В состоянии ли социалистическая система с демократическим государством и некоторым сочетанием демократического планирования и сил рынка избежать господства какой-то элиты – невозможно предсказать с полной определенностью. Один из главных уроков советского опыта – в том, что правящая элита может возникнуть из группы, которой институты социалистической системы позволяют со временем накапливать привилегии и власть. Небольшая группа рево-люционеров-идеалистов породила привилегированную правящую элиту в Советском Союзе.
Существуют два возможных источника возможного возникновения новой правящей элиты при демократическом социализме. Силы рынка неизбежно порождают значительное неравенство в доходах и богатстве, и будет действовать тенденция, способствующая занятию теми, чьи конкретные таланты и наклонности в наибольшей степени «вознаграждаются» при рыночной системе, высокого положения в экономике. Они могут оформиться в виде экономической элиты, обладающей соответствующим самосознанием, и в конце концов – стать господствующей силой в системе. В какой-то момент они даже могли бы попытаться устранить ограничения на накопление производственных активов физическими лицами.
Второй потенциальный источник формирования обладающей привилегиями и властью элиты в условиях демократического социализма скрыт в механизме демократического планирования. Не все в равной степени имеют те специфические навыки и мотивацию, которые ведут к успешной деятельности в органах партисипативного планирования и управления. У некоторых это получается очень хорошо и доставляет удовольствие, в то время как у других меньше навыков и слабее мотивация для такого рода деятельности. Может сформироваться класс менеджеров и специалистов по планированию, которые начнут доминировать в управленческих и плановых органах системы. Если они найдут способ гарантировать свое институциональное положение и используют это положение для накопления привилегий и власти, они, возможно, будут постепенно превращаться в политическую элиту, в чем-то схожую с элитой при государственном социализме.
Никакие институты не могут дать абсолютную гарантию против появления привилегированной правящей элиты в большом, взаимозависимом обществе. В демократической социалистической системе основными механизмами, предохраняющими от такого исхода, по-видимому, были бы: широкое рассредоточение собственности и доходов плюс готовность широких масс населения принимать участие в процессах управления и планирования.
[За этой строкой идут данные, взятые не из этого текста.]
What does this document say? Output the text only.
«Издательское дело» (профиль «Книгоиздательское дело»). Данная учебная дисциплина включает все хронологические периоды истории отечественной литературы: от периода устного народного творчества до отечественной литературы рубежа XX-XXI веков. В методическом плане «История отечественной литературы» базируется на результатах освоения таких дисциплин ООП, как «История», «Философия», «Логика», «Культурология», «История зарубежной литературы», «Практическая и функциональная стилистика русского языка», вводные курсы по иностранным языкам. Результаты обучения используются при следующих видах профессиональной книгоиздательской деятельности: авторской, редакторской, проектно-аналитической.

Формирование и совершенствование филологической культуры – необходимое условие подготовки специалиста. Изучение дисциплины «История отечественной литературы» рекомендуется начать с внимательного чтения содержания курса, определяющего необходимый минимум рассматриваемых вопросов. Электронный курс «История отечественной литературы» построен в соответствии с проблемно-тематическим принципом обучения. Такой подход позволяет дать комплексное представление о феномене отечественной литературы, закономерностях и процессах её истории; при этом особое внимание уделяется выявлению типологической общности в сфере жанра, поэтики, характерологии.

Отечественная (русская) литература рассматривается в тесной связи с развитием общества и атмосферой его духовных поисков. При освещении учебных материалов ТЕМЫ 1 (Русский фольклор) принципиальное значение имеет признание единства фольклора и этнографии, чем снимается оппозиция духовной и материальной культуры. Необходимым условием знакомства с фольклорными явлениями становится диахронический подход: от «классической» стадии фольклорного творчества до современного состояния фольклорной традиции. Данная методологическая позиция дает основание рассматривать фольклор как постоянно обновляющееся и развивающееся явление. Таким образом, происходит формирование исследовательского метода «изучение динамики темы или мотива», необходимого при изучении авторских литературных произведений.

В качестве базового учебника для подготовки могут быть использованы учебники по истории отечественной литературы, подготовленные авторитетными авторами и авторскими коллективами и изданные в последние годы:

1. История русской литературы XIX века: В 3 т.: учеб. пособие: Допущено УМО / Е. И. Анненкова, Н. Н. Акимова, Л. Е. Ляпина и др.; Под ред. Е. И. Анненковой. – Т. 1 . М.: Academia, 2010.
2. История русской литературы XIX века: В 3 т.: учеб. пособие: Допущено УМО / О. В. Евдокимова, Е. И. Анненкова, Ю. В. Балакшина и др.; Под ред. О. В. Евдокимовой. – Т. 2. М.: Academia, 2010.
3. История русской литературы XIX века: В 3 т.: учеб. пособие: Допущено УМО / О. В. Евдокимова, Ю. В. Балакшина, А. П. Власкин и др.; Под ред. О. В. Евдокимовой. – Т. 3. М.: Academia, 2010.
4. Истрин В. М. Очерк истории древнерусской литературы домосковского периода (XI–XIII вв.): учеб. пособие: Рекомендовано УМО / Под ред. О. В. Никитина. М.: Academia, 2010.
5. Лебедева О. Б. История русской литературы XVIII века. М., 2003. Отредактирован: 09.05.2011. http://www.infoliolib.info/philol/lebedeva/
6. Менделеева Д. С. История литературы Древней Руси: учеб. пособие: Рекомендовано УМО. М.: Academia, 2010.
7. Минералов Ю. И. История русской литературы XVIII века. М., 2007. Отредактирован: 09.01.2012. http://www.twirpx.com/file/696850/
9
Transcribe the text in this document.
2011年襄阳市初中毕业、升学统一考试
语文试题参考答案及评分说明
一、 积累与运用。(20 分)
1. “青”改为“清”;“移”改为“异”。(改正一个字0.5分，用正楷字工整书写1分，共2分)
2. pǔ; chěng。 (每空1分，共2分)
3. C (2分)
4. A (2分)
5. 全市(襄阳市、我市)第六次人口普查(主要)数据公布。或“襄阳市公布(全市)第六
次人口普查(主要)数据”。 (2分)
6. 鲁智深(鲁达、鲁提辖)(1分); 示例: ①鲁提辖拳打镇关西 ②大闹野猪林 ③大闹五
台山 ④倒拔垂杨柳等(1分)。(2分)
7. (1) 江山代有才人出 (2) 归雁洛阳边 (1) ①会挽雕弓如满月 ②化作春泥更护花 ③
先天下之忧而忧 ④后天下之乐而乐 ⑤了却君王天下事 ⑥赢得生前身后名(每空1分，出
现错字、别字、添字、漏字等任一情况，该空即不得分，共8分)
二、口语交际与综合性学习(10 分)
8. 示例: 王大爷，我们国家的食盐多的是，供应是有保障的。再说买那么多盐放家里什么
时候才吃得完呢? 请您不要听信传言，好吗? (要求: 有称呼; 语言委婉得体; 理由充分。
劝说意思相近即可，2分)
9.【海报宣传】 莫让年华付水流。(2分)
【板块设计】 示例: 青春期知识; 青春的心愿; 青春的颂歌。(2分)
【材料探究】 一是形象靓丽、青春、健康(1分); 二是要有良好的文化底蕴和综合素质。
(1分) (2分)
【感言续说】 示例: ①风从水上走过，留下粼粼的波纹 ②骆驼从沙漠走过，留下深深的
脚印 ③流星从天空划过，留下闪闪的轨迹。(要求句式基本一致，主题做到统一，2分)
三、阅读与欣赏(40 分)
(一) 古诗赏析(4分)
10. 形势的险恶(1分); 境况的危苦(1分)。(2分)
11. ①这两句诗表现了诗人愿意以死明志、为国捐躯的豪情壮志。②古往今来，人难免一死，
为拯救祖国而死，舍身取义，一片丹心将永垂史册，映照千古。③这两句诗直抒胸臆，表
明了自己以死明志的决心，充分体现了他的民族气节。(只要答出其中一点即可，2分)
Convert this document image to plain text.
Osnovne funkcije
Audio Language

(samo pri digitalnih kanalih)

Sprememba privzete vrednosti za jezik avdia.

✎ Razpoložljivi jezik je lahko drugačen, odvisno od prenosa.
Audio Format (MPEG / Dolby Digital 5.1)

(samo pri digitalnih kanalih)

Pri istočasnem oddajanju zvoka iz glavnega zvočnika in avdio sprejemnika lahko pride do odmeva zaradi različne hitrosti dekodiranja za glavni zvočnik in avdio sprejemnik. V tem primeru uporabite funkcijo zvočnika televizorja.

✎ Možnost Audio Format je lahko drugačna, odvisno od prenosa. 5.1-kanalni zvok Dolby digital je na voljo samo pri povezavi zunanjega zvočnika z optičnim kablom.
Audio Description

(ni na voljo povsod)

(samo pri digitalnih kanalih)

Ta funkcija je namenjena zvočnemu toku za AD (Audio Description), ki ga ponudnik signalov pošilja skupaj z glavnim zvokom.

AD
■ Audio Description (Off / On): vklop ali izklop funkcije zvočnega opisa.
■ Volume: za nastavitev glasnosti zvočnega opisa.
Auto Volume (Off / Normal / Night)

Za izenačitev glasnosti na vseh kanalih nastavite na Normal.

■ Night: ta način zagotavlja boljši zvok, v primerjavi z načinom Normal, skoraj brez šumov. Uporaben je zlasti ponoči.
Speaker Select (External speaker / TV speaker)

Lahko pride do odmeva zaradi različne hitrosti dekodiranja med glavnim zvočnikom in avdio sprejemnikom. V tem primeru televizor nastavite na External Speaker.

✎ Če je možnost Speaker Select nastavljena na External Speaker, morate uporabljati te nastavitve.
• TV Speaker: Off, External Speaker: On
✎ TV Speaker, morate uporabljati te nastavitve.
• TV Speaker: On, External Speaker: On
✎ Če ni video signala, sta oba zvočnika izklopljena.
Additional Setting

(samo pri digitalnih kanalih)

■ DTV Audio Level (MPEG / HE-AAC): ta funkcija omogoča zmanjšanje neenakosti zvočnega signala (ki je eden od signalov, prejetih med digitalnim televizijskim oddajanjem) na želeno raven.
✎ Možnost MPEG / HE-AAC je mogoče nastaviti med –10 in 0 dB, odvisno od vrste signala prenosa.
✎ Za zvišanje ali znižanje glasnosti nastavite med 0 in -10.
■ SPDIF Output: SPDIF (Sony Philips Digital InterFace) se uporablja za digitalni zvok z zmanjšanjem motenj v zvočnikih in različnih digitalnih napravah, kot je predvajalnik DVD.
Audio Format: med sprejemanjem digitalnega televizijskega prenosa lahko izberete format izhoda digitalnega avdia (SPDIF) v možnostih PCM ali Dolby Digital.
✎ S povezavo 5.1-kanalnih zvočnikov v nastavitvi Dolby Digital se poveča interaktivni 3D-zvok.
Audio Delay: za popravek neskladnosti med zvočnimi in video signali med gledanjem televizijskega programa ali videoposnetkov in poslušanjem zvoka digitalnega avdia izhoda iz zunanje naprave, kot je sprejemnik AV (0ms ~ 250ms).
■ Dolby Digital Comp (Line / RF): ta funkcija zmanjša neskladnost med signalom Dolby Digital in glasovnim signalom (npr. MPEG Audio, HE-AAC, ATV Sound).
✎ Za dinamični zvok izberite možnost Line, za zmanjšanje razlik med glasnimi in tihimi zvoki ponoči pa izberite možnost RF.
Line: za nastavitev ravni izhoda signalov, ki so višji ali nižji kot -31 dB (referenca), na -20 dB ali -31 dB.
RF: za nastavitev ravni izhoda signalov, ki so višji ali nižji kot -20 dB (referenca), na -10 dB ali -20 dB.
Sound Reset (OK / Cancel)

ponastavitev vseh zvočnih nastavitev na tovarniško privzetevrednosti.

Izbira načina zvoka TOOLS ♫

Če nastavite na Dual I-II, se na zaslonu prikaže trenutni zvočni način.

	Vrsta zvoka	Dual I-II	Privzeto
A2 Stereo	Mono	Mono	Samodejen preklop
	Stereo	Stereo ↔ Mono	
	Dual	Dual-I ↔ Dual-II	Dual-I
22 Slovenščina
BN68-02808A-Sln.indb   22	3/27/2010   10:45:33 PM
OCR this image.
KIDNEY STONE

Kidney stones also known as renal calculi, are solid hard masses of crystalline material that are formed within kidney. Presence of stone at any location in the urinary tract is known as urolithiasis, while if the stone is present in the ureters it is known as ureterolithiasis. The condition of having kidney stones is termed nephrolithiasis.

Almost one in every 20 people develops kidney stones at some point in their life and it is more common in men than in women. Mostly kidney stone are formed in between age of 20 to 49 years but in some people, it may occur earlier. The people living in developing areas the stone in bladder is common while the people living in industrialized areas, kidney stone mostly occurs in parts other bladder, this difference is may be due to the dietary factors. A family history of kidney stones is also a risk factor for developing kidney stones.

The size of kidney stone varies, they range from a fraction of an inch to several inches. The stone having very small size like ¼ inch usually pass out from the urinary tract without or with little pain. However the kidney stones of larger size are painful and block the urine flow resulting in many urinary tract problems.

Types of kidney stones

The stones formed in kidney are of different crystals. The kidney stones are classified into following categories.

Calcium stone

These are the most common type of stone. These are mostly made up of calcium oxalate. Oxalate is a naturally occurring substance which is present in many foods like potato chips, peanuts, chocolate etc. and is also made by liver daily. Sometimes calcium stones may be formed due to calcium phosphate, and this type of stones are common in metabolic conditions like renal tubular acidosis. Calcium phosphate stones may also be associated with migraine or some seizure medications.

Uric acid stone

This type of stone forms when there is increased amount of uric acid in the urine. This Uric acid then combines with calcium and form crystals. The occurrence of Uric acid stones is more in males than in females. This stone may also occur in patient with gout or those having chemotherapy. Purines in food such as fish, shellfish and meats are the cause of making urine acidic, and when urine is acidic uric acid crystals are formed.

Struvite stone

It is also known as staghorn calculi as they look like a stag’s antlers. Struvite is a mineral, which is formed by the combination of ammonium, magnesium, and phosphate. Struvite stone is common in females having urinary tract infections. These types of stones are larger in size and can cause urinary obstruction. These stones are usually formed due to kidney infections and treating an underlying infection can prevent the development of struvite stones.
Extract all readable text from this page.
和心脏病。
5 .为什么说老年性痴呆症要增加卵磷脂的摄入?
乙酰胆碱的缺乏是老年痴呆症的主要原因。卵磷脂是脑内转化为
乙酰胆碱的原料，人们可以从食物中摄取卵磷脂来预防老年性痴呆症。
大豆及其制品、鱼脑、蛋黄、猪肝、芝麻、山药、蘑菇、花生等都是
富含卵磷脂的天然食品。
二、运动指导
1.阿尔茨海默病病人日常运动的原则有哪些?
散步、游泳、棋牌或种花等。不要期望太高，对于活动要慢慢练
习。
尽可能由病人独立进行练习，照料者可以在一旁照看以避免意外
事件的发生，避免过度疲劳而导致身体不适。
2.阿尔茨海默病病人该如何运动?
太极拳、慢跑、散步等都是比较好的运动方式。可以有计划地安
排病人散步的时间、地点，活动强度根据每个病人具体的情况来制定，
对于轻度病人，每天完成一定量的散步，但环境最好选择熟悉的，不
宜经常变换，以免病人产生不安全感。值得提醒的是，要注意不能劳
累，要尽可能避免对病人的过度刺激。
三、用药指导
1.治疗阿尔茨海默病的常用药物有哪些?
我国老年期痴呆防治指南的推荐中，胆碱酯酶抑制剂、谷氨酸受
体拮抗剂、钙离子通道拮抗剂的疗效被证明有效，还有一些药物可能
В конечном счете, только прочные и развитые ценности равенства (эгалитаризма) и участия в принятии решений у населения смогут предотвратить появление новой элиты, которая со временем установила бы новую форму господства элиты над большинством. Но в этом отношении демократический социализм имел бы значительное преимущество как перед капитализмом, так и перед государственным социализмом, основные институты которых господство привилегированной элиты гарантируют.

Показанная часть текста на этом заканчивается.